Why is the behavior of `command 1>file.txt 2>file.txt` different from `command 1>file.txt 2>&1`?

Question

When you want to redirect both stdout and stderr to the same file, you can do it by using command 1>file.txt 2>&1, orcommand &>file.txt. But why is the behavior of command 1>file.txt 2>file.txt different from the above two commands?

The following is a verification command.

$ cat redirect.sh
#!/bin/bash

{ echo -e "output\noutput" && echo -e "error" 1>&2; } 1>file.txt 2>&1
{ echo -e "output\noutput" && echo -e "error" 1>&2; } 1>file1.txt 2>file1.txt
{ echo -e "error" 1>&2 && echo -e "output\noutput"; } 1>file2.txt 2>file2.txt
{ echo -e "output" && echo -e "error\nerror" 1>&2; } 1>file3.txt 2>file3.txt
{ echo -e "error\nerror" 1>&2 && echo -e "output"; } 1>file4.txt 2>file4.txt

$ ./redirect.sh

$ echo "---file.txt---"; cat file.txt;\
echo "---file1.txt---"; cat file1.txt; \
echo "---file2.txt---"; cat file2.txt; \
echo "---file3.txt---"; cat file3.txt; \
echo "---file4.txt----"; cat file4.txt;
 ---file.txt---
output
output
error
---file1.txt---
error

output
---file2.txt---
output
output
---file3.txt---
error
error
---file4.txt----
output
rror

As far as the results are seen, it looks like that the second echo string overwrites the first echo string when you run command 1>file.txt 2>file.txt, but I do not know why it will. (Is there a reference somewhere?)

Answer 1

You need to know two things:

• An open file descriptor known to the application-mode side of a process references an internal kernel object known as a file description, which is an instance of an open file.
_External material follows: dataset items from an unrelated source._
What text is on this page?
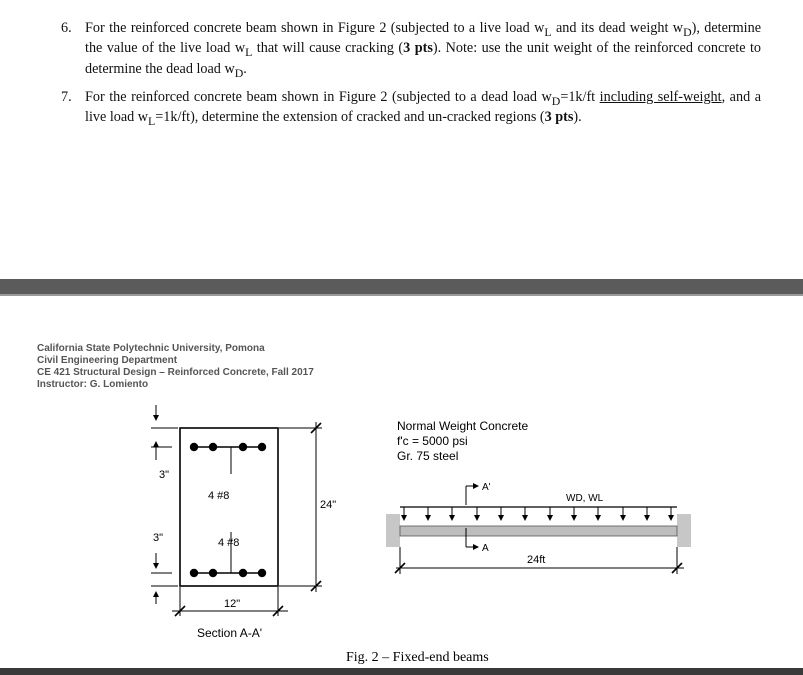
6. For the reinforced concrete beam shown in Figure 2 (subjected to a live load $w_L$ and its dead weight $w_D$), determine the value of the live load $w_L$ that will cause cracking (3 pts). Note: use the unit weight of the reinforced concrete to determine the dead load $w_D$.
7. For the reinforced concrete beam shown in Figure 2 (subjected to a dead load $w_D=1k/ft$ including self-weight, and a live load $w_L=1k/ft$), determine the extension of cracked and un-cracked regions (3 pts).
California State Polytechnic University, Pomona
Civil Engineering Department
CE 421 Structural Design – Reinforced Concrete, Fall 2017
Instructor: G. Lomiento
4 #8
4 #8
3"
3"
24"
12"
Section A-A'
Normal Weight Concrete
f'c = 5000 psi
Gr. 75 steel
WD, WL
A'
A
24ft
Fig. 2 – Fixed-end beams
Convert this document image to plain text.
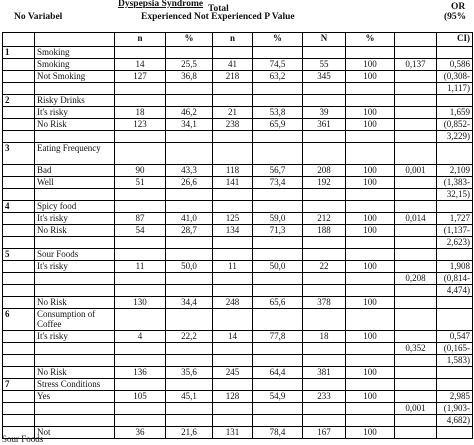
Dyspepsia Syndrome Total
No Variabel	Experienced Not Experienced P Value
OR
(95%
		n	%	n	%	N	%		CI)
1	Smoking								
	Smoking	14	25,5	41	74,5	55	100	0,137	0,586
	Not Smoking	127	36,8	218	63,2	345	100		(0,308-
									1,117)
2	Risky Drinks								
	It's risky	18	46,2	21	53,8	39	100		1,659
	No Risk	123	34,1	238	65,9	361	100		(0,852-
									3,229)
3	Eating Frequency								
	Bad	90	43,3	118	56,7	208	100	0,001	2,109
	Well	51	26,6	141	73,4	192	100		(1,383-
									32,15)
4	Spicy food								
	It's risky	87	41,0	125	59,0	212	100	0,014	1,727
	No Risk	54	28,7	134	71,3	188	100		(1,137-
									2,623)
5	Sour Foods								
	It's risky	11	50,0	11	50,0	22	100		1,908
								0,208	(0,814-
									4,474)
	No Risk	130	34,4	248	65,6	378	100		
6	Consumption of Coffee								
	It's risky	4	22,2	14	77,8	18	100		0,547
								0,352	(0,165-
									1,583)
	No Risk	136	35,6	245	64,4	381	100		
7	Stress Conditions								
	Yes	105	45,1	128	54,9	233	100		2,985
								0,001	(1,903-
									4,682)
	Not	36	21,6	131	78,4	167	100		
Sour Foods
There can be multiple file descriptions per file, and multiple file descriptors sharing a file description.
• The current file position is an attribute of a file description. So if multiple file descriptors map to a single file description, they all share the same current file position, and a change to the file position enacted using one such file descriptor affects all of the other such file descriptors.

  Such changes are enacted by processes calling the read()/readv(), write()/writev(), lseek(), and suchlike system calls. The echo command calls write()/writev() of course.

So what happens is this:

• command 1>file.txt 2>&1 only creates one file description, because the shell only opens a file once. The shell makes both the standard output and standard error file descriptors map to that single file description. It duplicates standard output onto standard error. So a write via either file descriptor will move the shared current file position: each write goes after the previous write the common file description. And as you can see the results of the echo commands do not overwrite one another.
• command 1>file.txt 2>file.txt creates two file descriptions, because the shell opens the same file twice, in response to the two explicit redirections. The standard output and standard error file descriptors map to two different file descriptions, which then in turn map to the same single file. The two file descriptions have entirely independent current file positions, and each write goes immediately the previous write on the same file description. And as you can see the result is that what is written via one can overwrite what is written via the other, in various different ways according to what order you execute the writes in.

Further reading

• What is an open file description?
• What exactly is a file offset in lsof output?

Answer 2

Using > tells it to overwrite the file. Since you have stdout and stderr writing to the file in two different operations, the last one to write will overwrite the first.

You can do:

command 1>>file.txt 2>>file.txt

or

command &>file.txt Only bash v4 and above.

>> tells it to append the file so it won't replace the previous operations' output.

&> is just an easier way to write 2>&1